Constantemente encorremos no erro de visualizar um laboratório como sendo um ambiente fechado com computadores (no caso do laboratório de informatica) ou com equipamentos modernos, ou não, para se fazer experiências (no caso de laboratórios científicos). Buscando no dicionário "Soares Moraes" encontrei, dentre outras, uma definição que me chamou a atenção: Laboratório: Lugar onde se verificam grandes transformações. Então me pergunto, se faz necessário um espaço físico delimitado e rotulado, com equipamentos de ultima geração, para se verificar grandes transformações?
Se um educador de Física resolver, no meio de sua aula, soltar seu piloto, seu aluno perceberá a ação da força peso e a influencia da gravidade sobre um corpo abandonado em queda livre, e a partir daí gerar um debate, propiciando aprendizado e transformando a sala de aula em um verdadeiro laboratório de ideias. Este é apenas um exemplo prático de que não se precisa de muito para se fazer experiências. Não podemos negar, porém, que a existência de bons laboratórios com professores qualificados para utiliza-los ajuda na produção de conhecimento mas, de maneira nenhuma podemos justificar aulas desmotivadoras e sem sentido aos nossos alunos, única e exclusivamente pela falta deste espaço.

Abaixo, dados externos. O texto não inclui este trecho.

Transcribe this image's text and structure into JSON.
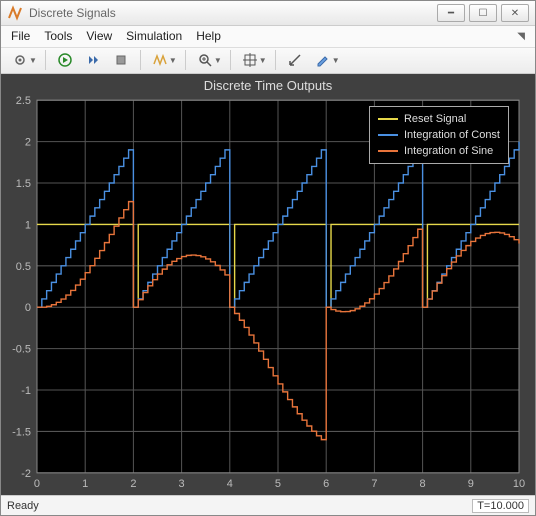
{
  "window": {
    "title": "Discrete Signals"
  },
  "menu": {
    "file": "File",
    "tools": "Tools",
    "view": "View",
    "simulation": "Simulation",
    "help": "Help"
  },
  "status": {
    "ready": "Ready",
    "time": "T=10.000"
  },
  "chart_data": {
    "type": "line",
    "title": "Discrete Time Outputs",
    "xlabel": "",
    "ylabel": "",
    "xlim": [
      0,
      10
    ],
    "ylim": [
      -2,
      2.5
    ],
    "xticks": [
      0,
      1,
      2,
      3,
      4,
      5,
      6,
      7,
      8,
      9,
      10
    ],
    "yticks": [
      -2,
      -1.5,
      -1,
      -0.5,
      0,
      0.5,
      1,
      1.5,
      2,
      2.5
    ],
    "legend": {
      "position": "northeast",
      "entries": [
        "Reset Signal",
        "Integration of Const",
        "Integration of Sine"
      ]
    },
    "colors": {
      "reset": "#e6d84a",
      "const": "#4a90e2",
      "sine": "#e8743b"
    },
    "dt": 0.1,
    "resets": [
      2,
      4,
      6,
      8
    ],
    "series_description": {
      "Reset Signal": "1 for all t, drops to 0 for one sample at each reset time",
      "Integration of Const": "discrete cumulative sum of 1*dt, resets to 0 at resets; climbs 0→~1.9 each 2s window",
      "Integration of Sine": "discrete cumulative sum of sin(t)*dt, resets to 0 at resets; peaks ~1.25 (0-2), ~0.6 (2-4), dips to ~-1.6 (4-6), ~0.9 (6-8 and 8-10)"
    }
  }
}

A mudança do educador na forma de pensar e de se portar diante dos desafios da educação, é imediata; e transformar a sala de aula em um laboratório de ideias, sem se prender a equipamentos científicos tradicionais passa por essa transformação. É importante destacar que para que ocorra mudanças, é necessário reservar um tempo para se capacitar, maturar as novas ideias, e preparar novos "modelos" de aula, mas até que ponto nos é dada esta possibilidade? Até que ponto estamos (educadores) dispostos a dedicar nosso já escasso tempo na busca de uma educação menos tradicionalista? Valerá a pena?